Networks with a common governance and shared financial and reputation risk should be motivated to assure best outcomes and limit inefficiency. Networks have central program oversight and should pay more heed to factors that impact quality and have the ability to foster providing the right care at the right place. They also should be more attuned to the needs of their customers and their unique geographic and economic situations and can meet the needs of people in dense metropolitan areas and the vast expanses of rural America.
However, referral to the network flagship cannot be a one-way street. Health systems should establish programs that address these cancers across the continuum of the disease. Evidence shows that some of those who might benefit from these high-risk surgeries never see a team to help determine this. Conversely, many or people with pancreas, esophageal and lung cancer present with disease not amenable to surgery. It makes sense for a health system to assure that all patients with these cancers get a full, multidisciplinary evaluation and that those who cannot have resection receive appropriate referral or return to providers close to home who can provide the necessary care, clinical trials, and supportive services.

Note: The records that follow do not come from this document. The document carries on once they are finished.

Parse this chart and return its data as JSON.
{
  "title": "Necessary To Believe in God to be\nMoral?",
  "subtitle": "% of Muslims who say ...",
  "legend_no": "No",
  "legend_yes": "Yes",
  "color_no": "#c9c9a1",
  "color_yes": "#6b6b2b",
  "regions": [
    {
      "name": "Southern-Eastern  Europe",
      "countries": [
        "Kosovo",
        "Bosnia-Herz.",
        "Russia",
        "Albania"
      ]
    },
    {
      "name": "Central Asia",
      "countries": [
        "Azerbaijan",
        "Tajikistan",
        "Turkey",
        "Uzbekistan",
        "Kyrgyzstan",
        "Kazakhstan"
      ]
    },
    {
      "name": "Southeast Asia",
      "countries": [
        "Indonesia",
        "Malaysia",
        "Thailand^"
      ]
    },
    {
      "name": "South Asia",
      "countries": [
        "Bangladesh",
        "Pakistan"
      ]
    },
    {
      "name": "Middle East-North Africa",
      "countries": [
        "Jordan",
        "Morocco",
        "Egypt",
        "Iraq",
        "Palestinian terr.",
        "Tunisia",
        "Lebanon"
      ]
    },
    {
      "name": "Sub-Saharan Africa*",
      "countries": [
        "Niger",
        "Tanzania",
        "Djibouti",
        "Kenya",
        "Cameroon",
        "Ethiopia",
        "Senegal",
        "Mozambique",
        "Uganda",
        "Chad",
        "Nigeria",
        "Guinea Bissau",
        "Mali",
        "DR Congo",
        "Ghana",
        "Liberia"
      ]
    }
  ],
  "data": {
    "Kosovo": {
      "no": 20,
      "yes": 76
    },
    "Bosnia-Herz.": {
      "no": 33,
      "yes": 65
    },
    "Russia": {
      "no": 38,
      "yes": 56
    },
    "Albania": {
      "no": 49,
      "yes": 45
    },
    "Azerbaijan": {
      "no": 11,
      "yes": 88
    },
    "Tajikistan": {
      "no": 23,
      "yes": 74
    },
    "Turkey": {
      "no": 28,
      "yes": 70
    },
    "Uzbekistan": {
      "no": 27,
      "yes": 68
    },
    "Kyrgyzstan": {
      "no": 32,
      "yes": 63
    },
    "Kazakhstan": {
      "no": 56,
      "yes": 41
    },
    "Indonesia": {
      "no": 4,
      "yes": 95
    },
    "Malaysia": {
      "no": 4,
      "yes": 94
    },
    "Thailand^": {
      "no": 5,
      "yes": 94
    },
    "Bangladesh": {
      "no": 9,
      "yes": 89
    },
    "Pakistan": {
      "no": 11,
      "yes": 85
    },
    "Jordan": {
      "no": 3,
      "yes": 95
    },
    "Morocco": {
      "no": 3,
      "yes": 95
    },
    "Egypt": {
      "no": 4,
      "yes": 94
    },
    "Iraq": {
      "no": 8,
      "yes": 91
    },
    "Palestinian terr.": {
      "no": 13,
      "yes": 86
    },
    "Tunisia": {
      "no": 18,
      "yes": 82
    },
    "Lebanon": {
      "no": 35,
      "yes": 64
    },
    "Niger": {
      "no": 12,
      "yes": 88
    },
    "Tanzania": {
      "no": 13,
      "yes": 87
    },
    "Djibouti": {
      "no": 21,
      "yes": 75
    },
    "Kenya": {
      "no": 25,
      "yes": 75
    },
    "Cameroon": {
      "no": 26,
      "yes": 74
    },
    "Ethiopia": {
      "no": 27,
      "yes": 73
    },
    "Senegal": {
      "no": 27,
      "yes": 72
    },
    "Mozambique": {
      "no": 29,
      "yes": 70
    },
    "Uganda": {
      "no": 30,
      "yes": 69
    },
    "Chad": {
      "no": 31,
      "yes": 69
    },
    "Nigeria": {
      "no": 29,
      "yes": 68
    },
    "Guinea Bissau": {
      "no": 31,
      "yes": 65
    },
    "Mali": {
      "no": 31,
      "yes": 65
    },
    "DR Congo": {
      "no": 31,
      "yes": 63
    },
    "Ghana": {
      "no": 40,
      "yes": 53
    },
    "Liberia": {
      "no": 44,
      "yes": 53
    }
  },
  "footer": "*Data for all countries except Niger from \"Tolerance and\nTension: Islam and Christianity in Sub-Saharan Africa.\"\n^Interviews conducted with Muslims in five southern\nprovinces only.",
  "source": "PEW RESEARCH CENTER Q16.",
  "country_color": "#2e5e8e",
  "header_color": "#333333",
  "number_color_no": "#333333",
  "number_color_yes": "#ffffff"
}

When the volume/outcome associations were first described, organized medicine was slow to address the issue and instead tried to fathom what factors led to better outcome with volume. In the absence of policy and professional leadership, market forces slowly changed practices so that now many or most of the very high-risk procedures are done at high volume centers. But this has taken 30 – 40 years and likely impacted many lives. Conversely, surgeons and policy makers have led the charge to regionalize other high-risk services such as trauma care, cardiac surgery, and pediatric surgery. The findings of Sheetz et al. support renewal of efforts in policy and practice to assure cancer patients receive the best options.
Sheetz and colleagues are to be congratulated for their insightful work. Despite its inherent limitations, they have shed light on a key area needing attention of health systems, professional societies and policy makers.
This concludes this JCO Podcast. Thank you for listening.